In two separate arrays keep track of the training loss and the testing accuracy after every epoch.

Plot them using the code below:

In [None]:
# Plotting:
x_range = np.arange(1, n_epochs+1)
fig, axs = plt.subplots(2)
axs[0].plot(x_range, train_loss_progress, c='b', label="Train loss")
axs[1].plot(x_range, test_accuracy_progress, c='r', label="Test accuracy")
axs[0].legend()
axs[1].legend()
plt.show()

# Further tasks:
Perform following modifications (one at a time):

1.   Change the model to be used on GPU. Compare the runtime.
2.   Modify the network to have 3 linear layers. Choose their dimensions.
3.   Compare using sigmoid vs relu activation functions. The last layer does not require activation function.
4.   Check the impact of the batch size. Use batch sizes 4, 16, and 128.
5.   For 3 layer network with relu activations:
    *   Train for 25 and 50 epochs.
    *   For 25 epoch training - add a learning rate scheduler to your training procedure. Compare the impact it has on the performance. Use a step scheduler that will decrease the learning rate by 10 after every 10 epochs.
    *   On top of that add momentum=0.9 to the optimizer

In your research report - provide results and analysis of the conducted experiments.


#Using a CNN:
Substitute your current network with a Convolutional Neural Network with following layers:

*   2D convolution with 10 kernels of size 5
*   2D convolution with 20 kernels of size 5
*   fully connected (linear) layer with output size 50
*   final fully connected layer with output size 10

Modify the transforms for the dataset to include a normalization of data. Numbers for MNIST are: mean is 0.1307, std is 0.3081.

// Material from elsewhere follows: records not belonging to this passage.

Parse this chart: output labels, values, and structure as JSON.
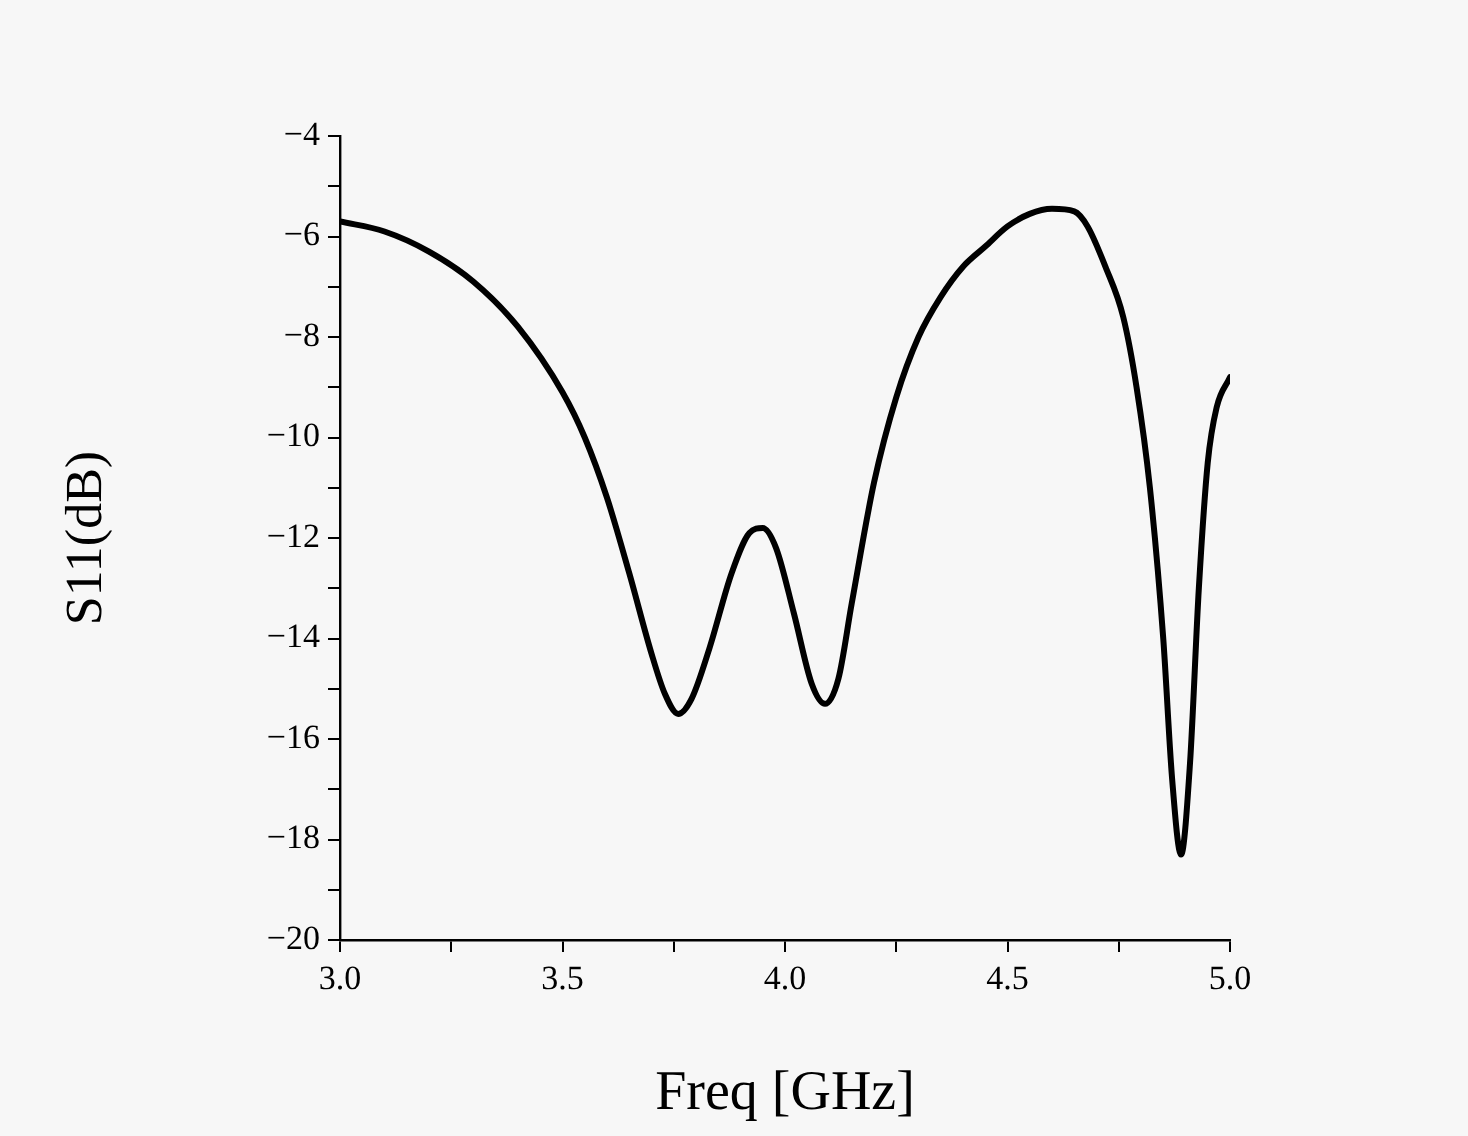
{
  "chart_data": {
    "type": "line",
    "xlabel": "Freq [GHz]",
    "ylabel": "S11(dB)",
    "x": [
      3.0,
      3.1,
      3.2,
      3.3,
      3.4,
      3.5,
      3.55,
      3.6,
      3.65,
      3.7,
      3.73,
      3.76,
      3.79,
      3.83,
      3.88,
      3.92,
      3.95,
      3.98,
      4.02,
      4.06,
      4.09,
      4.12,
      4.15,
      4.2,
      4.25,
      4.3,
      4.35,
      4.4,
      4.45,
      4.5,
      4.55,
      4.6,
      4.65,
      4.68,
      4.72,
      4.76,
      4.79,
      4.82,
      4.85,
      4.87,
      4.89,
      4.91,
      4.93,
      4.95,
      4.97,
      5.0
    ],
    "series": [
      {
        "color": "#000000",
        "values": [
          -5.7,
          -5.9,
          -6.3,
          -6.9,
          -7.8,
          -9.1,
          -10.0,
          -11.2,
          -12.7,
          -14.3,
          -15.1,
          -15.5,
          -15.2,
          -14.2,
          -12.7,
          -11.9,
          -11.8,
          -12.2,
          -13.5,
          -14.9,
          -15.3,
          -14.8,
          -13.3,
          -10.9,
          -9.2,
          -8.0,
          -7.2,
          -6.6,
          -6.2,
          -5.8,
          -5.55,
          -5.45,
          -5.5,
          -5.8,
          -6.6,
          -7.6,
          -9.0,
          -11.0,
          -14.0,
          -16.8,
          -18.3,
          -16.5,
          -13.0,
          -10.5,
          -9.4,
          -8.8
        ]
      }
    ],
    "xlim": [
      3.0,
      5.0
    ],
    "xticks": [
      {
        "value": 3,
        "label": "3.0"
      },
      3.5,
      {
        "value": 4,
        "label": "4.0"
      },
      4.5,
      {
        "value": 5,
        "label": "5.0"
      }
    ],
    "ylim": [
      -20,
      -4
    ],
    "yticks": [
      {
        "value": -20,
        "label": "−20"
      },
      {
        "value": -18,
        "label": "−18"
      },
      {
        "value": -16,
        "label": "−16"
      },
      {
        "value": -14,
        "label": "−14"
      },
      {
        "value": -12,
        "label": "−12"
      },
      {
        "value": -10,
        "label": "−10"
      },
      {
        "value": -8,
        "label": "−8"
      },
      {
        "value": -6,
        "label": "−6"
      },
      {
        "value": -4,
        "label": "−4"
      }
    ],
    "grid": false,
    "legend": false,
    "marker": "none",
    "line_style": "solid"
  }
}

Perform following modifications (one at a time) to the forward pass:
1.   Use relu activation functions for both conv layers and for the first linear layer
2.   Add a dropout layer between the two linear layers
3.   Add 2D max pooling layer before performing a relu activation on both conv layers

Note the differences in performances when modifying the network.

In your research report - provide results and analysis of the conducted experiments.